O cerne do conflito é tão simples quanto devastador para a imagem da pasta: o Ministério respondeu extemporaneamente à ação anulatória movida pela profissional contra sua inabilitação. No mundo dos dossiês, um dia de atraso pode significar a perda de uma batalha antes do início da guerra.
O dia em que a burocracia se voltou contra
A cena ocorreu meses atrás, mas o impacto explodiu agora. A equipe jurídica do MSP deixou expirar o prazo para resposta à ação. De acordo com o Código do Contencioso Administrativo de 2024, esta falta de resposta não é um procedimento simples; Trata-se, aos olhos da lei, de uma admissão tácita dos factos alegados pela contraparte.
Quando os advogados do Ministério tentaram reagir, já era tarde demais. Na tentativa de salvar os móveis, propuseram a inclusão de testemunhas – provas testemunhais – para contrariar a história de Miralles. Mas a juíza Lucía Techera Tealdi não acreditou no argumento. Em sua decisão interlocutória, ele foi contundente: como o Ministério não respondeu em tempo hábil, os fatos da ação são considerados verdadeiros. A porta das testemunhas se fechou.
O juiz, porém, deixou uma pequena lacuna aberta ao autorizar uma perícia técnica médica. “Não tenho conhecimentos médicos”, argumentou o juiz, marcando uma clara distância entre o erro do Ministério e a necessidade de compreender a responsabilidade médica para além dos papéis.
A defesa no Parlamento e o fantasma da ocultação
Fabiana Alonso, vice-diretora do departamento jurídico, tentou baixar os decibéis do assunto perante a imprensa. Ele falou de “erro humano” e de uma carga de trabalho sufocante entre testes e procedimentos. É a explicação que costumamos ouvir nos corredores das repartições públicas quando a realidade ultrapassa a norma.
Mas para a oposição o discurso não funcionou. O senador branco Martín Lema, que já tinha o processo sob escrutínio, não escondeu nada. “A informação foi escondida do Parlamento”, atirou assim que saiu da comissão.
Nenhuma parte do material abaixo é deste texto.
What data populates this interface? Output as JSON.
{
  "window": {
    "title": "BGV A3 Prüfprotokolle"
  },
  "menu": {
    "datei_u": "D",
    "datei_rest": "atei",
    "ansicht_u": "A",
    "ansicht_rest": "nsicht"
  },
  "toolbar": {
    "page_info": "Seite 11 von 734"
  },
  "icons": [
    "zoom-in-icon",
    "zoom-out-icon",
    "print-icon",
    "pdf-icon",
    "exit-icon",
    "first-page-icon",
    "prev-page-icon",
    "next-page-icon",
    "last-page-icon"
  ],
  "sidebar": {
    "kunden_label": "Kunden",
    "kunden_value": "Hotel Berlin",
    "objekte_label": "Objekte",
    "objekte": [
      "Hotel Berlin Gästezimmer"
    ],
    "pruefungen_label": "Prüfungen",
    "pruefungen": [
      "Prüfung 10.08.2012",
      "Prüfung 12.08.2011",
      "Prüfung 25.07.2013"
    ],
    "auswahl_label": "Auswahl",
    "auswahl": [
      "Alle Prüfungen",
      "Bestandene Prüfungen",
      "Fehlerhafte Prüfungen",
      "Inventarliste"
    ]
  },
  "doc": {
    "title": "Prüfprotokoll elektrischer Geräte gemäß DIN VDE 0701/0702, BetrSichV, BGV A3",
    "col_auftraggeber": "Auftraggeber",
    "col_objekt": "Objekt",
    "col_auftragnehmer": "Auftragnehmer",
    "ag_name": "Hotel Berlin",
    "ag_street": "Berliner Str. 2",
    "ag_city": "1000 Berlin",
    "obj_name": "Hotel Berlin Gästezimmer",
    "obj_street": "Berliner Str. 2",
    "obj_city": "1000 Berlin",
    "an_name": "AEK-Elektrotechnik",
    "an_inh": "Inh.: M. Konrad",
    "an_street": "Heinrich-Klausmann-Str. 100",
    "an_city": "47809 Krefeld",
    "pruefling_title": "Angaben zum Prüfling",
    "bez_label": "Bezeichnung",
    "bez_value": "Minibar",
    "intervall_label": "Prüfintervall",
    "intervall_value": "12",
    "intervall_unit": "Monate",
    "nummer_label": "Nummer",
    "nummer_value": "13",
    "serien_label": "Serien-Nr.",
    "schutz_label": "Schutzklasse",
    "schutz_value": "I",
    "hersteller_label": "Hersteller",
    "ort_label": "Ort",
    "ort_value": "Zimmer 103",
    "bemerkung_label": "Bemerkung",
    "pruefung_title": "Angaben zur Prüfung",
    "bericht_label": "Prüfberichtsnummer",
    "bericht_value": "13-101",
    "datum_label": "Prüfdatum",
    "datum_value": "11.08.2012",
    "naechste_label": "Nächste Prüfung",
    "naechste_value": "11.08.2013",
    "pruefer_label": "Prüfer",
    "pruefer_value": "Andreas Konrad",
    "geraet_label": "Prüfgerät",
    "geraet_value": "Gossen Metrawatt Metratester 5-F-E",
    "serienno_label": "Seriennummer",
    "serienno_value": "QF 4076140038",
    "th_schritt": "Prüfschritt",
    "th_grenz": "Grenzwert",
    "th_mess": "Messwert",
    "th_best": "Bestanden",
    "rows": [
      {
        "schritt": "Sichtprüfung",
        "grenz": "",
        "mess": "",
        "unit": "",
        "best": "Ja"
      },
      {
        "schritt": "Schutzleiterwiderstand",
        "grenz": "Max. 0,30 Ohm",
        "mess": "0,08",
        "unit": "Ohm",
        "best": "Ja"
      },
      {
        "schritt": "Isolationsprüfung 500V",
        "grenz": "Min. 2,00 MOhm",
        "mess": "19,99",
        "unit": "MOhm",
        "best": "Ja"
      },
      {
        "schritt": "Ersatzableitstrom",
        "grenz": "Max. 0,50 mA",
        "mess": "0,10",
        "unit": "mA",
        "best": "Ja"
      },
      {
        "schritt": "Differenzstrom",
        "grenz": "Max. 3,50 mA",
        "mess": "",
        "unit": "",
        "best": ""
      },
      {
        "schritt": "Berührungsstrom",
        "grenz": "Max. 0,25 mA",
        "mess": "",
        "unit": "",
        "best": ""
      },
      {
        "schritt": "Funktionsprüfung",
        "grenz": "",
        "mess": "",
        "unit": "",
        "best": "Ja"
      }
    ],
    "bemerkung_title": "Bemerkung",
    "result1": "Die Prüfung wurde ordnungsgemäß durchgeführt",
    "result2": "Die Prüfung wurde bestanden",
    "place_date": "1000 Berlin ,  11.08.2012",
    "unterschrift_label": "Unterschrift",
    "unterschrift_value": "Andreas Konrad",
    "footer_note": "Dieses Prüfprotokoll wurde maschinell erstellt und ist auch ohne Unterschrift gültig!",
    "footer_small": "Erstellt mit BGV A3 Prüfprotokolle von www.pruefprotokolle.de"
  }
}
Segundo Lema, quando as autoridades compareceram anteriormente perante senadores e deputados, já sabiam do erro e preferiram o silêncio.
Esse silêncio, que na política costuma ser mais alto que um grito, causou uma perda imediata de confiança. A indignação da oposição não se deve apenas ao fato administrativo, mas também à percepção de que, no Ministério da Saúde, a transparência virou item de luxo.
Um cenário de tensão constante
Lustemberg, por sua vez, mantém o rumo. Insiste que a sua decisão de reduzir a desqualificação de Miralles de cinco para três anos se baseou em critérios técnicos e num carácter gradual das sanções que já foi aplicado noutros casos. “Não conheço o doutor Miralles”, repetiu quase como um mantra, procurando distanciar-se de qualquer suspeita de favoritismo que flutua no ar desde que 11 membros da Comissão de Saúde Pública renunciaram em massa, em protesto.
Enquanto a ministra tenta sustentar sua gestão, o caso avança no Tribunal de Contencioso Anulatório. A investigação administrativa dentro do Ministério já está em curso, buscando os responsáveis pelo “esquecimento” que hoje mantém o Estado na corda bamba.
Na rua, longe dos dossiers e das explicações parlamentares, fica o sabor amargo de um processo que parece não encontrar a paz. Para a família de Soledad Barrera e para a opinião pública, cada notícia sobre este julgamento reforça a sensação de que, na justiça administrativa, o erro humano acaba sempre por ser pago com a mesma moeda: a dúvida sobre o sistema.